Twenty-One Pips, a newly opened Ardmore game café.

Think of Twenty-One Pips, a new Ardmore game café, as something like Farkle over flatbreads. Or Boggle with a burger. It’s a cozy nook to gather with friends, crack open a game board, order food, and play.

Twenty-One Pips — the number of dots on a die — features a sharable menu, conducive to noshing while stewing over a frustrating Scrabble rack of UZUQJXY. Or a greedy landlord unwilling to barter for ownership of Park Place.

Options include hummus, burgers, sausages, and small-plates like the crab-cheddar fries. Wrapping up a sweet game board victory with a sweet dessert can bring on an espresso semifreddo heaped with berries.

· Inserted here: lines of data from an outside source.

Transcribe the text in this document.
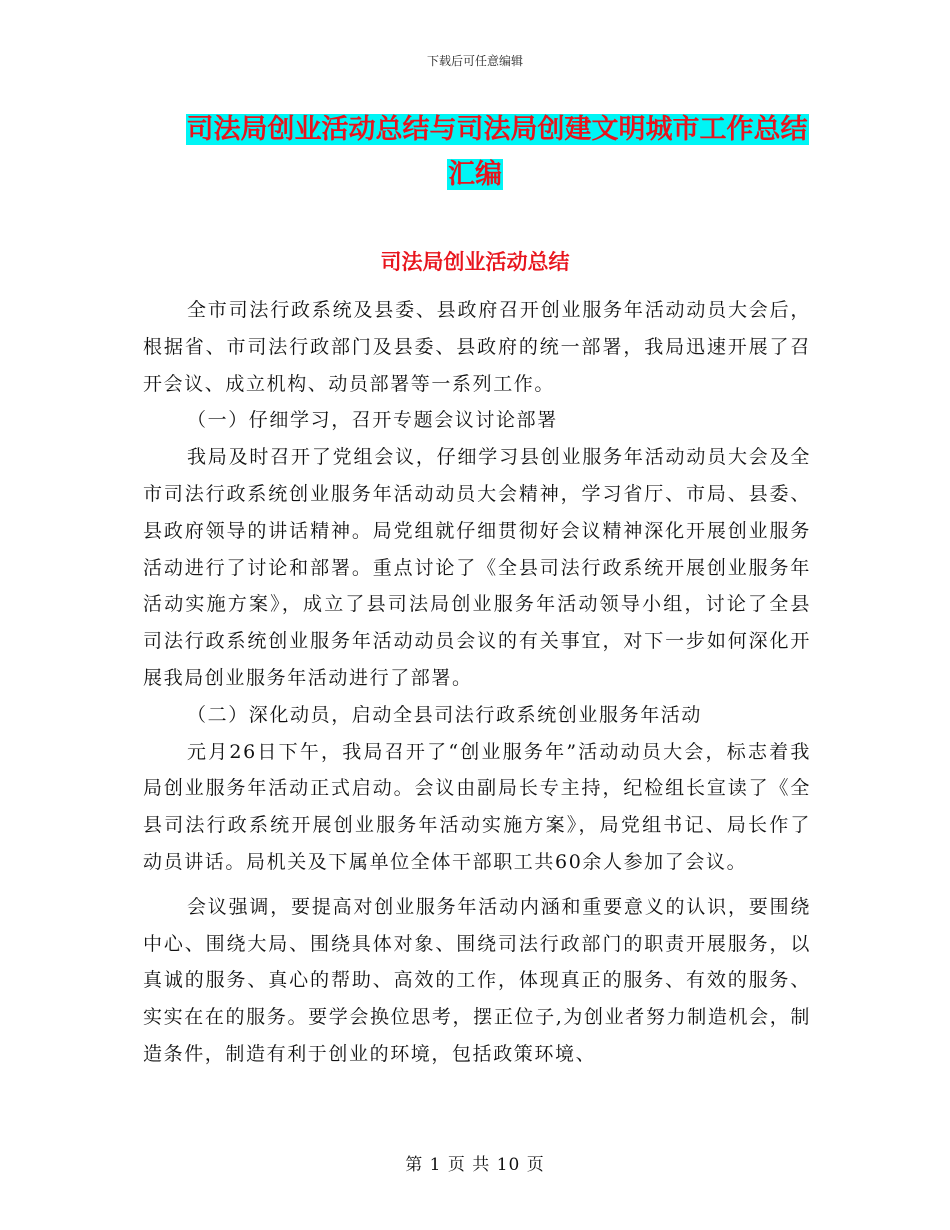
下载后可任意编辑
司法局创业活动总结与司法局创建文明城市工作总结
汇编
司法局创业活动总结

全市司法行政系统及县委、县政府召开创业服务年活动动员大会后，根据省、市司法行政部门及县委、县政府的统一部署，我局迅速开展了召开会议、成立机构、动员部署等一系列工作。

（一）仔细学习，召开专题会议讨论部署

我局及时召开了党组会议，仔细学习县创业服务年活动动员大会及全市司法行政系统创业服务年活动动员大会精神，学习省厅、市局、县委、县政府领导的讲话精神。局党组就仔细贯彻好会议精神深化开展创业服务活动进行了讨论和部署。重点讨论了《全县司法行政系统开展创业服务年活动实施方案》，成立了县司法局创业服务年活动领导小组，讨论了全县司法行政系统创业服务年活动动员会议的有关事宜，对下一步如何深化开展我局创业服务年活动进行了部署。

（二）深化动员，启动全县司法行政系统创业服务年活动

元月26日下午，我局召开了“创业服务年”活动动员大会，标志着我局创业服务年活动正式启动。会议由副局长专主持，纪检组长宣读了《全县司法行政系统开展创业服务年活动实施方案》，局党组书记、局长作了动员讲话。局机关及下属单位全体干部职工共60余人参加了会议。

会议强调，要提高对创业服务年活动内涵和重要意义的认识，要围绕中心、围绕大局、围绕具体对象、围绕司法行政部门的职责开展服务，以真诚的服务、真心的帮助、高效的工作，体现真正的服务、有效的服务、实实在在的服务。要学会换位思考，摆正位子,为创业者努力制造机会，制造条件，制造有利于创业的环境，包括政策环境、

第 1 页 共 10 页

A special food menu targets younger players. But the bar fare is clearly blocks them, according to the café’s official rules. It offers wine, whiskey, craft beers, and specialty drinks like the gin-based Professor Plum.

Customers interested only in eating need not play. But for patrons eager to take a spin, a “library pass” provides access to games from Azul to Zany Penguins. The $5 cost buys two hours of dice-rolling, card-picking, turn-taking competition.

The interior design is particularly playful, with classic game icons woven throughout the visuals.

And for patrons who find board games boring, Twenty-One Pips has two vintage Skee-Ball machines, a 3-D Atari Pong table, and a retro arcade video game library.